Skills, practices, and investigations of pure contact improvisation using raw physics, reflexive exchanges and sensorial responses. For beginners who want to acquire basic knowledge of falling, rolling, catching, jumping, listening, and following flow and resistance; for intermediates who want to deepen their experience of transitions between horizontal and vertical play; and for the advanced who want to explore the subtlety of intention, touch and direction.
Gwen Welliver
January 10 - January 14
Monday, Tuesday, Wednesday, Thursday, Friday
10:00 am-12:00 pm
Movement Research at Eden's Expressway
Technique
This movement class will develop from simple skeletal mobility sequences to full-out movement forms. Emphasis will be placed on the joints, examining how their range of motion relates to alignment, support, weight and pathway in the course of movement.

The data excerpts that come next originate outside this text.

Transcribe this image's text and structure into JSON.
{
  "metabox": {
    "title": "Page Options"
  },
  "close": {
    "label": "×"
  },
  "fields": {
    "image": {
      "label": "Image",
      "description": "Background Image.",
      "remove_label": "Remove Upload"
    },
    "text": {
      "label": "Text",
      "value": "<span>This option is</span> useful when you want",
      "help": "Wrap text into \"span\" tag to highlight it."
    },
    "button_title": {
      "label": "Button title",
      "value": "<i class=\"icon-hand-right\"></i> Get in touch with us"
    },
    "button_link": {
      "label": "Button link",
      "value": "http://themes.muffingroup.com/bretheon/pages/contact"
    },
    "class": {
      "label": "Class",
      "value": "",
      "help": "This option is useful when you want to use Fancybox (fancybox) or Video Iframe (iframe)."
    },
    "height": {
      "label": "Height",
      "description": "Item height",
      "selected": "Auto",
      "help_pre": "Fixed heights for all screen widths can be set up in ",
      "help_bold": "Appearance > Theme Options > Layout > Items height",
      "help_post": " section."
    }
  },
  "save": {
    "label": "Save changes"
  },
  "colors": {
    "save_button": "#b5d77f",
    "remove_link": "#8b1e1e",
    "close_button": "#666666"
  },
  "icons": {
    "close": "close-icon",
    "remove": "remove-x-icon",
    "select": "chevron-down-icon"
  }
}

We will also focus on how the inherent lines in the body's anatomy can offer movement material in a full range, from abstract to dramatic.
Irene Dowd
January 10 - January 14
Monday, Tuesday, Wednesday, Thursday, Friday
1:00 pm-3:00 pm
Movement Research at Eden's Expressway
Horizons
Learn a warm-up choreography designed to enhance visual focus, hand-eye coordination, articulation of hands and feet, freedom of the spine, and the dancer’s own phrasing. In addition this sequence can be used as a physical and mental preparation for performance.
DD Dorvillier
January 10 - January 14
Monday, Tuesday, Wednesday, Thursday, Friday
3:30 pm-6:00 pm
Movement Research at Eden's Expressway
Touch Move Talk Write: Practice for choreographers, dancers, writers and other people
Touching, moving, talking, and writing are conditions which can be detected in just about any dance- or choreography-related workshop one might encounter. This workshop focuses on all four very directly, in a stripped down fashion. We apply different durations for each element every day, and practice the elements in different sequences. The aim is to proliferate unexpected relationships between these different conditions. We study and refine our relationship to the specific properties that differentiate each practice without much attention to what might typically be its correct usage and context. From these elements we can invent our own practice, rigorous and/or playful and/or joyful and/or serious and/or fun. Make sure to bring a sturdy notebook for the writing, some way of keeping track of time, and a picture of yourself with which you can work.
Ori Flomin
January 17 - January 21
Monday, Tuesday, Wednesday, Thursday, Friday
10:00 am-12:00 pm
Movement Research at Eden's Expressway
Technique
This workshop encourages students to increase their movement possibilities and take risks in dancing by maximizing the benefits of the warmed-up body. The warm-up moves smoothly from floor to standing with a strong focus on anatomy to strengthen connections of correct alignment with an increase of fluidity in the joints. Dancers will develop an understanding of the connections between their body and the floor, and will learn how to use momentum and breath to explore physically-full dancing with the least amount of muscular tension. During phrase work, dancers will learn how to incorporate information from the warm-up to execute more complicated sequences, and attention will be paid to controlling the use of breath to maintain a strong center from which one can explode into the space.
Miguel Gutierrez
January 17 - January 21
Monday, Tuesday, Wednesday, Thursday, Friday
1:00 pm-3:00 pm
Movement Research at Eden's Expressway
Ineffable Intangible Sensational
I am currently looking at the intersections between neurology, cognitive science/philosophy, somatic processes and improvisation. I am interested in and troubled by the way that these fields work in isolation from each other to find similar results, and I wonder if dance/choreography can be a place to unite the “discoveries  that have been made. Working from the proposition that dance is a mode of perceptual inquiry, and working against the idea of dance as a non-verbal "language," I am interested in movement explorations that prioritize sensation, non-rational action, and that trigger automatic, unprepared physical response. What does movement "do" and how does it operate as a framework for complicated, nuanced, embodied meaning?
Yasuko Yokoshi
January 17 - January 21
Monday, Tuesday, Wednesday, Thursday, Friday
3:30 pm-6:00 pm
Movement Research at Eden's Expressway
Composition
The class will create a creative environment. We explore different aspects including choreographic process and presentation. I will be inquisitive. I will ask many questions and you will come up with many questions as well. These questions illuminate many varied tangents of our thinking to be considered and observed. The process will be a collective group effort so the commitment is crucial...well, only for one week. Bring your solo dance material (up to three minutes). That will be deconstructed and appropriated by the group. We will talk a lot and you will dance a lot.